L’institution a choisi son camp : celui de la protection du « frère d’armes » plutôt que celle de la femme violentée. Début 2022, Marion franchit les portes d’une gendarmerie en Gironde. La veille, elle a cru mourir :
« Il m’a cogné au visage, m’a traînée au sol, l’une de ses mains plaquée très fort contre ma bouche pour m’empêcher de hurler. » Le certificat médical est sans appel : contusions, ecchymoses cervicales et un syndrome de stress aigu. Pourtant, l’accueil qui lui est réservé ne ressemble en rien à une prise en charge de victime.
Elle n’est pas reçue dans la confidentialité d’un bureau, mais dans une salle d’attente, entre deux portes. Lorsqu’elle mentionne le profil de son agresseur, qu’elle qualifie d’ancien militaire psychologiquement fragile, le mécanisme de protection institutionnelle s’enclenche, mais pas en sa faveur. Au lieu de recueillir sa plainte, le gendarme l’en dissuade explicitement explique Marion :
« Il me répond que je ne devrais pas porter plainte car cet homme est déjà très fragile et pourrait faire une bêtise… se suicider par exemple. »

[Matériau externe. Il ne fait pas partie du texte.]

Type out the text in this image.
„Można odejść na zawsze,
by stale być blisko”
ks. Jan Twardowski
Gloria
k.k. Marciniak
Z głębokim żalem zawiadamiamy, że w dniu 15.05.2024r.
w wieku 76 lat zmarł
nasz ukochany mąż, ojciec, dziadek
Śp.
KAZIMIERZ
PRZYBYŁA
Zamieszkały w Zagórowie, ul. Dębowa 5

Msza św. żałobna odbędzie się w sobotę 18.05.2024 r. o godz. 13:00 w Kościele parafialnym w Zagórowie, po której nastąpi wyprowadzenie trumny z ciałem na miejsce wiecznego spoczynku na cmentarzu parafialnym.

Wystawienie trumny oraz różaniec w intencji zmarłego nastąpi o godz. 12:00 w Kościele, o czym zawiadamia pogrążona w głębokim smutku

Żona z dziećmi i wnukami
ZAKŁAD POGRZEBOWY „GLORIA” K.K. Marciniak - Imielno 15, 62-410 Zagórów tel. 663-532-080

Sous le choc, culpabilisée par celui qui représente la loi, elle repart sans que son agression ne soit enregistrée. Ni plainte, ni main courante. L’institution a choisi son camp : celui de la protection du « frère d’armes » plutôt que celle de la femme en danger.
Quatre ans plus tard, les séquelles sont indélébiles. L’agresseur, jamais inquiété, a continué ses intimidations, et la victime vit toujours dans l’évitement et la peur. « La gendarmerie m’a fait me sentir illégitime… Elle m’a donné l’impression de ne pas avoir de valeur suffisante pour être protégée. Elle m’a abandonnée. »
La garde des enfants : quand la justice récompense l’agresseur
Il y a aussi l’histoire de cette femme et d’un piège qui s’est refermé pendant vingt ans. Mariée très jeune, elle subit dès ses noces le contrôle total d’un homme, un « tyran domestique » qui lui interdit de travailler, l’isole et la soumet à des humiliations quotidiennes. Suite à un signalement, un policier gagne difficilement sa confiance, il la soutient, « ne la lâche pas » et elle trouve enfin la force de s’enfuir pour sauver sa peau. Mais pour ce faire, elle doit laisser ses enfants derrière elle le temps de se reconstruire une stabilité financière, celle-là même que son mari lui a refusée pendant deux
décennies.
Le tribunal correctionnel finit par reconnaître son calvaire : l’ex-mari est condamné par le parquet pour violences conjugales commises en présence des enfants. On pourrait croire la protection enfin acquise ; mais devant le Juge aux Affaires Familiales (JAF), la réalité bascule.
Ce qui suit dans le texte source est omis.